Contemporary Cabernet Sauvignon
While vino-fashionistas have thrown it off like an old winter coat, to most wine drinkers Cabernet Sauvignon is still that classic black dress that never goes out of style.
Labels draped with names of other trendy, rare grape varieties get all the hype now. Yet let’s not forget: Cabernet Sauvignon is the world’s most planted wine grape and still a popular drink the world over.
It’s no longer the preserve of France, its original heartland. Since the 1960s Cabernet vines have been travelling from the Old to the New World, spreading southward through Italy into Sicily and taking root in the whole of the Mediterranean including Malta.
After all, the dark-skinned grape variety is very adaptable to a number of soils and climates. It always remains true to itself. But, of course, the wines will express different regional styles depending on the climate, land and winemaker’s hand.
So far Maltese Cabernet Sauvignon hasn’t been in the limelight as much as local Syrah and Merlot. However, it too has prospered here since the late 1990s.
Having had the chance to showcase some of Malta’s finest bottles overseas, I realise how appreciative we ought to be of our Cabernet.
While good Maltese Cabernet Sauvignon isn’t a slavish copy of claret, believe it or not, the French sing its praises.

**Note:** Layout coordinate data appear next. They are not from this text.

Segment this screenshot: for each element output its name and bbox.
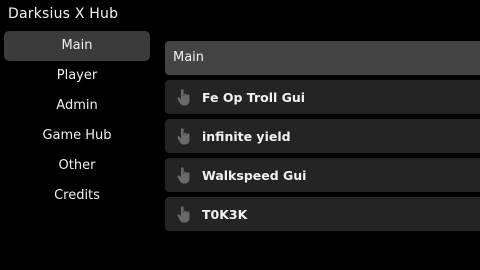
sidebar-item-other[interactable]: Other bbox=[4, 151, 150, 181]
sidebar-item-admin[interactable]: Admin bbox=[4, 91, 150, 121]
section-header: Main bbox=[165, 41, 480, 75]
sidebar-item-game-hub[interactable]: Game Hub bbox=[4, 121, 150, 151]
script-label: Fe Op Troll Gui bbox=[202, 89, 306, 105]
script-button-walkspeed-gui[interactable]: Walkspeed Gui bbox=[165, 158, 480, 192]
script-label: infinite yield bbox=[202, 128, 291, 144]
sidebar-item-player[interactable]: Player bbox=[4, 61, 150, 91]
script-label: Walkspeed Gui bbox=[202, 167, 307, 183]
main-panel: Main Fe Op Troll Gui infinite yield Walk… bbox=[165, 41, 480, 231]
script-button-infinite-yield[interactable]: infinite yield bbox=[165, 119, 480, 153]
script-button-fe-op-troll-gui[interactable]: Fe Op Troll Gui bbox=[165, 80, 480, 114]
script-button-t0k3k[interactable]: T0K3K bbox=[165, 197, 480, 231]
app-title: Darksius X Hub bbox=[8, 6, 119, 22]
pointer-hand-icon bbox=[176, 88, 192, 106]
pointer-hand-icon bbox=[176, 127, 192, 145]
sidebar: Main Player Admin Game Hub Other Credits bbox=[4, 31, 150, 211]
sidebar-item-credits[interactable]: Credits bbox=[4, 181, 150, 211]
pointer-hand-icon bbox=[176, 166, 192, 184]
pointer-hand-icon bbox=[176, 205, 192, 223]
sidebar-item-main[interactable]: Main bbox=[4, 31, 150, 61]
script-label: T0K3K bbox=[202, 206, 248, 222]
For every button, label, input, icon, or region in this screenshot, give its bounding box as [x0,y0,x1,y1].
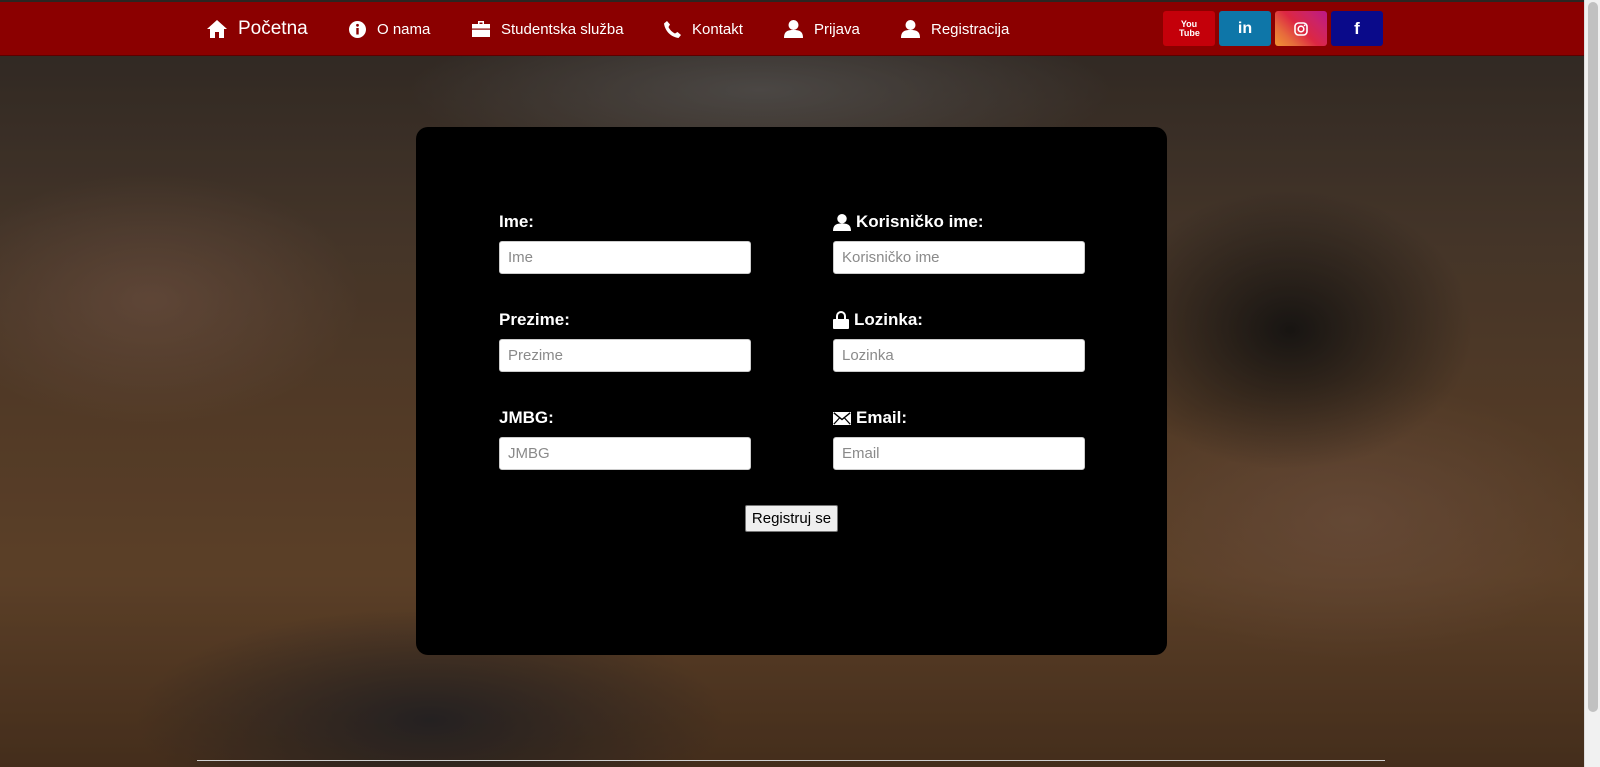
last-name-input[interactable] [499,339,751,372]
nav-home-label: Početna [238,18,308,39]
password-label: Lozinka: [854,310,923,329]
phone-icon [664,20,681,38]
nav-contact-label: Kontakt [692,20,743,38]
nav-home[interactable]: Početna [207,2,308,56]
youtube-button[interactable]: You Tube [1163,11,1215,46]
registration-form-panel: Ime: Korisničko ime: Prezime: Lozinka: J… [416,127,1167,655]
password-group: Lozinka: [833,310,1085,372]
nav-login[interactable]: Prijava [784,2,860,56]
username-label: Korisničko ime: [856,212,984,231]
first-name-group: Ime: [499,212,751,274]
user-icon [833,213,851,231]
nav-student-service[interactable]: Studentska služba [472,2,624,56]
nav-contact[interactable]: Kontakt [664,2,743,56]
username-group: Korisničko ime: [833,212,1085,274]
nav-register-label: Registracija [931,20,1010,38]
user-icon [901,20,920,38]
password-label-row: Lozinka: [833,310,1085,330]
instagram-button[interactable] [1275,11,1327,46]
facebook-button[interactable]: f [1331,11,1383,46]
nav-student-service-label: Studentska služba [501,20,624,38]
info-icon [349,20,366,38]
scrollbar-thumb[interactable] [1588,2,1598,712]
nav-login-label: Prijava [814,20,860,38]
navbar: Početna O nama Studentska služba Kontakt… [0,2,1584,56]
lock-icon [833,311,849,329]
youtube-icon: You Tube [1179,18,1200,38]
username-label-row: Korisničko ime: [833,212,1085,232]
email-input[interactable] [833,437,1085,470]
page-scrollbar[interactable] [1584,0,1600,767]
first-name-input[interactable] [499,241,751,274]
home-icon [207,20,227,38]
username-input[interactable] [833,241,1085,274]
register-button[interactable]: Registruj se [745,505,838,532]
facebook-icon: f [1354,18,1360,38]
jmbg-input[interactable] [499,437,751,470]
user-icon [784,20,803,38]
nav-about-label: O nama [377,20,431,38]
nav-about[interactable]: O nama [349,2,430,56]
briefcase-icon [472,21,490,37]
linkedin-button[interactable]: in [1219,11,1271,46]
email-label: Email: [856,408,908,427]
footer-divider [197,760,1385,761]
jmbg-group: JMBG: [499,408,751,470]
last-name-group: Prezime: [499,310,751,372]
jmbg-label: JMBG: [499,408,554,427]
first-name-label: Ime: [499,212,534,231]
linkedin-icon: in [1237,19,1253,37]
envelope-icon [833,411,851,425]
last-name-label: Prezime: [499,310,570,329]
email-label-row: Email: [833,408,1085,428]
instagram-icon [1294,21,1308,36]
nav-register[interactable]: Registracija [901,2,1009,56]
password-input[interactable] [833,339,1085,372]
email-group: Email: [833,408,1085,470]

They seem to have a particular liking for Malta’s own version of what they call their restrained Bordeaux style.
In fact, Malta’s wines are surprisingly very unlike the baggy cut of extravagant Cabernet prevailing in other warm regions.
Malta’s award-winning Grand Vin de Hauteville Cabernet Sauvignon by Delicata, which apropos sells at the wine centre La Cité du Vin in Bordeaux, is a textbook example.
This barrique-aged Maltese mono-varietal has a fine nose and fresh blackcurrant fruit on the palate, which is the variety’s universal hallmark. Its classic leafiness is supported by smooth tannins and a long yet subtle and nuanced finish.
The key to its likeability is that it’s made in a delicate way that links the variety to its origin and past.
The Delicata winery also crafts a 100% Cabernet Sauvignon made from grapes grown in calcareous soils of Gozo but this red, sold in the Victoria Heights selection, is unoaked. It tastes pleasantly upfront and sappy, impressing the palate with cassis flavours.
When a wine like this one hasn’t been softened by leaving it to mature in oak casks, it has a nice stone crunchiness to it.
Routinely, Cabernet Sauvignon is found in blends together with Merlot, Cabernet Franc and sometimes some Petit Verdot. Likewise, winemakers love to team it up in the Australian winemaking tradition with Shiraz (aka Syrah).
In Malta, also behind Delicata’s Grand Vin de Hauteville label, you can find a lovely dark-purpled Cabernet Sauvignon and Shiraz blend. Both grapes, grown under the hot Maltese sun, combine their different virtues into a wine that is greater than the sum of its parts. The spicier and fleshier Shiraz fills out the middle palate and the oak-aged finished wine is heftier and slightly smoky.
At around 12 to 13 percent alcoholic strength, these three Maltese wines are the kind of reds you finish without trouble.
Wine has its changing fashions just like the catwalk, but I think that good old Cabernet Sauvignon, on its own or in a blend, will soon be boomeranging into vogue (again).